Le Bento Project, entre fascination et étonnement
Avoir son propre webzine, c'est vraiment une expérience très chouette, à condition d'être célibataire ou d'avoir un compagnon de vie plutôt conciliant. En effet, ce genre d'activité vous bouffe rapidement une bonne partie de votre temps libre, que vous consacrez notamment à vider votre boîte mail de courriels envoyés par des groupes désireux de se faire connaître auprès d'un public qui dépasse les parents et les copains de classe. Généralement, ce type de correspondance est assez standardisé et va à l'essentiel. Puis occasionnellement débarque une bande d'hurluberlus qui se disent qu'en en faisant des caisses, ils vont peut-être attirer l'attention d'un rédacteur qui, ce soir-là, aimerait avoir quelques étoiles dans les yeux. Et c'est là que notre chemin croise celui du Bento Project, un groupe dont on ne sait pas grand-chose, si ce n'est qu'il est Français et qu'il ne manque pas d'idées saugrenues.
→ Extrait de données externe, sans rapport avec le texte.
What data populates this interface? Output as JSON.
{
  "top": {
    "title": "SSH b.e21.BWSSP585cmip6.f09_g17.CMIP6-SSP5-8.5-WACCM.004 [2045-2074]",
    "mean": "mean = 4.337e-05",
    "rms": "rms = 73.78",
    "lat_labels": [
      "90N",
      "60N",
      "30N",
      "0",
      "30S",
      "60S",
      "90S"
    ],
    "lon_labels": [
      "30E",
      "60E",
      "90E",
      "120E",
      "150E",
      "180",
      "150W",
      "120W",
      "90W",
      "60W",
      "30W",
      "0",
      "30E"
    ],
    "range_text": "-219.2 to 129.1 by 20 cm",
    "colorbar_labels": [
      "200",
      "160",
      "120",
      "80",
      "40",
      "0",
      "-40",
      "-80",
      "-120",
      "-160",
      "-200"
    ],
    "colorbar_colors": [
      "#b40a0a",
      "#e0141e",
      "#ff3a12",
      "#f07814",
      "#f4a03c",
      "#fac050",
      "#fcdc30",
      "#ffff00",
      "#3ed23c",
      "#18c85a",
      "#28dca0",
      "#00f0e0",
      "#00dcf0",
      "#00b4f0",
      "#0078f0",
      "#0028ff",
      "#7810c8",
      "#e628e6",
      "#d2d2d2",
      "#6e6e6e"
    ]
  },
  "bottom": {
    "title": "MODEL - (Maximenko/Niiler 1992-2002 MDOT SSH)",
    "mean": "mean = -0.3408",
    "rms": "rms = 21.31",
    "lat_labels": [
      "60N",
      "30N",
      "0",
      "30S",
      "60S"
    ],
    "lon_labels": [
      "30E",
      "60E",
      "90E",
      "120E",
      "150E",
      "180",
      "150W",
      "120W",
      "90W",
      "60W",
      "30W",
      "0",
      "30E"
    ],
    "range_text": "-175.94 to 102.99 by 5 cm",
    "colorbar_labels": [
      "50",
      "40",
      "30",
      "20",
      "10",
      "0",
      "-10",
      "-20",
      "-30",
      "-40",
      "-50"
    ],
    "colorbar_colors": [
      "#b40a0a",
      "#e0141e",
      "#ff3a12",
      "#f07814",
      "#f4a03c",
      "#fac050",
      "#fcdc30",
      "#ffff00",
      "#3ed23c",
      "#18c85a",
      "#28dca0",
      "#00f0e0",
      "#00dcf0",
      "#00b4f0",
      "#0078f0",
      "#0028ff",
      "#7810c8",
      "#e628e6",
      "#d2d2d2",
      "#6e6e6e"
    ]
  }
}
Je ne vais pas vous étaler ici toute la tartine qu'ils m'ont transmise il y a peu, mais je peux vous assurer que l'on tient là une bande de types pas comme les autres. Il suffit d'aller faire un petit tour sur leur site Internet pour vous en convaincre: il y a les visuels un brin new age, les MySpace multiples et surtout, la fameuse Bentopedia. Cette "Encyclopédie libre des sciences bentologiques et de tous les bentoïstes" est un grand moment de WTF intersidéral qui voit nos amis du Bento Project expliquer en long et en large leur projet et leur musique.
Parlons-en justement de leur musique: avec des tels esprits farfelus, vous vous doutiez bien qu'on n'allait pas se retrouver avec des vignettes de 3 minutes pompant les Libertines ou Phoenix. Non, le Bento Project n'a à l'heure actuelle qu'une seule plage à vous faire écouter, elle s'intitule " Bento III : be this Ocean !" et affiche quand même… 71 minutes au compteur! Mais que de bonnes choses peut-on entendre: on croise sur cette longue plage aux innombrables variations une multitude de styles qui nous font penser tantôt à Animal Collective, tantôt à Ariel Pink, quand ce n'est pas Brian Wilson, Lemmy Mötörhead, Miles Davis ou Matt Elliott qui viennent pointer le bout de leur nez. Il y a pire comme références, vous en conviendrez. Certes, cette longue pièce n'est pas faite pour toutes les oreilles, mais si un brin d'aventure vous tente, vous allez en avoir pour votre argent.
Mais le meilleur reste peut-être à venir. En effet, nos amis bentoïstes nous annoncent que ce morceau n'est qu'un élément d'une trilogie qui n'attend que votre soutien pour se dévoiler. Et que nous réserve-t-on? Je vais laisser le groupe vous le dire, non sans vous prevenir de quand même vous accrocher à votre slibard: "Le Bento vous promet en effet également une remontée aux racines des musiques folkloriques et populaires anglo-saxonnes (Bento I : Earth of the Nation), dont le développement géopolitique constituera une descente infernale dans le Broadway de l'entre-deux-guerres et la comédie musicale berlinoise (Bento II : Fire on the Reichstag). De cette origine double qui constitue le creuset fondamental du Bento, émergera le Jazz, le Rock, la Pop et une multitude d'autres germes qui ne demandent qu'à fusionner au sein d'un nouveau mouvement qui dépassera en les conservant toutes ramifications qui l'ont constituées. C'est cette pop révolutionnaire, libre, polymétrique et modale que proposera le Bento IV : The Wind blows here and there. Mais avant de nous atteler à cette révélation finale, il nous reste encore un long chemin que nous espérons parcourir en votre compagnie."
Clairement, on pourrait crier à la supercherie totale, si seulement la musique du Bento Project n'était pas aussi intrigante et finalement très bien ficelée, malgré une évidente économie de moyens imposée par le statut actuel du groupe mais compensée par un déluge d'idées astucieuses. A tester, assurément!